No doubt the price he paid for eschewing popular GNU tools, and having a non BSD/GPL license for the time is that it was quickly relegated to history as the inevitable rise of Linux took place.
Recently while reading a comment about PC-MOS/386 v5.01 final, I came back to MMURTL, which is now in the public domain.
For those wishing to look, not only is the source code and a few patches available on the site ipdatacorp.com, but so is a PDF of the 1st edition of the book.
While MMURTL may not have caught on in the marketplace of ideas, it’s still astounding to look at the volume of work produced, that even though open source tools and starting points were available (The book easily could have been using CMU Mach 3.0) instead it’s all written from scratch by a single person.
TheGrue is doing further work doucmented on the BBS, along with work on github.
Amazing – that book must be on my shelf somewhere, too. I never managed to work through it, coming from a 68k and Unix background the PC architecture (and, probably, the structure of MMURTL) was simply too strange.

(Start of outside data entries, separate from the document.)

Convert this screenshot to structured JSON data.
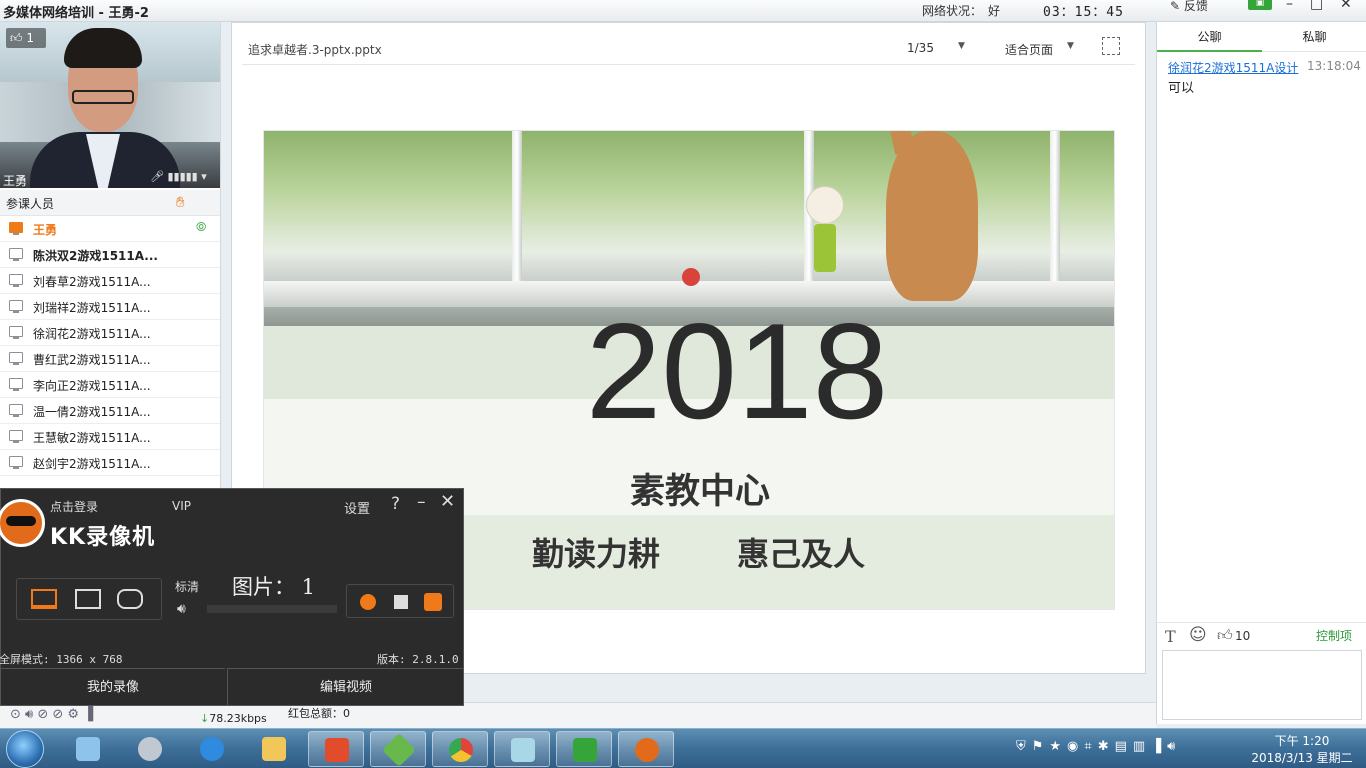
{
  "titlebar": {
    "app_title": "多媒体网络培训 - 王勇-2",
    "net_label": "网络状况：",
    "net_value": "好",
    "clock": "03：15：45",
    "feedback": "反馈"
  },
  "video": {
    "like_count": "1",
    "presenter_name": "王勇"
  },
  "participants": {
    "title": "参课人员",
    "items": [
      {
        "name": "王勇",
        "role": "host"
      },
      {
        "name": "陈洪双2游戏1511A..."
      },
      {
        "name": "刘春草2游戏1511A..."
      },
      {
        "name": "刘瑞祥2游戏1511A..."
      },
      {
        "name": "徐润花2游戏1511A..."
      },
      {
        "name": "曹红武2游戏1511A..."
      },
      {
        "name": "李向正2游戏1511A..."
      },
      {
        "name": "温一倩2游戏1511A..."
      },
      {
        "name": "王慧敏2游戏1511A..."
      },
      {
        "name": "赵剑宇2游戏1511A..."
      }
    ]
  },
  "document": {
    "filename": "追求卓越者.3-pptx.pptx",
    "page": "1/35",
    "zoom": "适合页面"
  },
  "slide": {
    "year": "2018",
    "org": "素教中心",
    "motto_left": "勤读力耕",
    "motto_right": "惠己及人"
  },
  "chat": {
    "tab_public": "公聊",
    "tab_private": "私聊",
    "message": {
      "sender": "徐润花2游戏1511A设计",
      "time": "13:18:04",
      "text": "可以"
    },
    "like_count": "10",
    "control": "控制项"
  },
  "kk": {
    "login": "点击登录",
    "vip": "VIP",
    "brand": "KK录像机",
    "settings": "设置",
    "quality": "标清",
    "images": "图片： 1",
    "fullscreen_mode": "全屏模式: 1366 x 768",
    "version": "版本: 2.8.1.0",
    "my_recordings": "我的录像",
    "edit_video": "编辑视频"
  },
  "status": {
    "bitrate": "78.23kbps",
    "redpack": "红包总额：0"
  },
  "taskbar": {
    "time": "下午 1:20",
    "date": "2018/3/13 星期二",
    "apps": [
      "control-panel",
      "webcam",
      "sogou",
      "file-explorer",
      "html-editor",
      "draw-app",
      "chrome",
      "notes",
      "greenshot",
      "kk-recorder"
    ]
  },
  "colors": {
    "accent_orange": "#f07a1a",
    "link_blue": "#1a6fd8",
    "green": "#2e9a3a",
    "recorder_bg": "#2b2b2b"
  }
}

Back then in the 90’s, Comer’s original Xinu book (the PDP11 edition) seemed much more accessible to me and I still love to use parts of it in my OS courses.
But it’s great to see that the MMURTL book and code are now freely available, maybe it’s time to check it out again…
Part of me wants to convert as much as possible to GCC & GAS, although I really should be messing more with the NE2k and Mach along with trying to find and fix more of libc to have a real standalone 4.3BSD on i386……..
Thanks for the shout-out! Love this site!
In case anyone is interested in trying MMURTL, I added a couple bootable floppy .img files in the images directory on the repo.
mmurtl.img – Boots to PC-MOS/386 then use mmloader.exe to launch
or use mmlaunch.bat from the root of the drive.
mmurtlsa.img – Standalone MMURTL bootable floppy. Custom boot
loader launches MMURTL natively.
If you run it in VirtualBox, be sure to use IDE disks. If you set it up as a DOS VM, it should be ok.
If you run it on bare metal, be sure to have your disk(s) configured for legacy IDE compatibility. MMURTL doesn’t currently support SATA, so you will need to emulate IDE or it will complain it can’t find anything after you boot it up.
how did you set it up? I follow you on git by there doesn’t seem to be a way to contact you
Good morning Robert! I sent an e-mail to the address you have on your github.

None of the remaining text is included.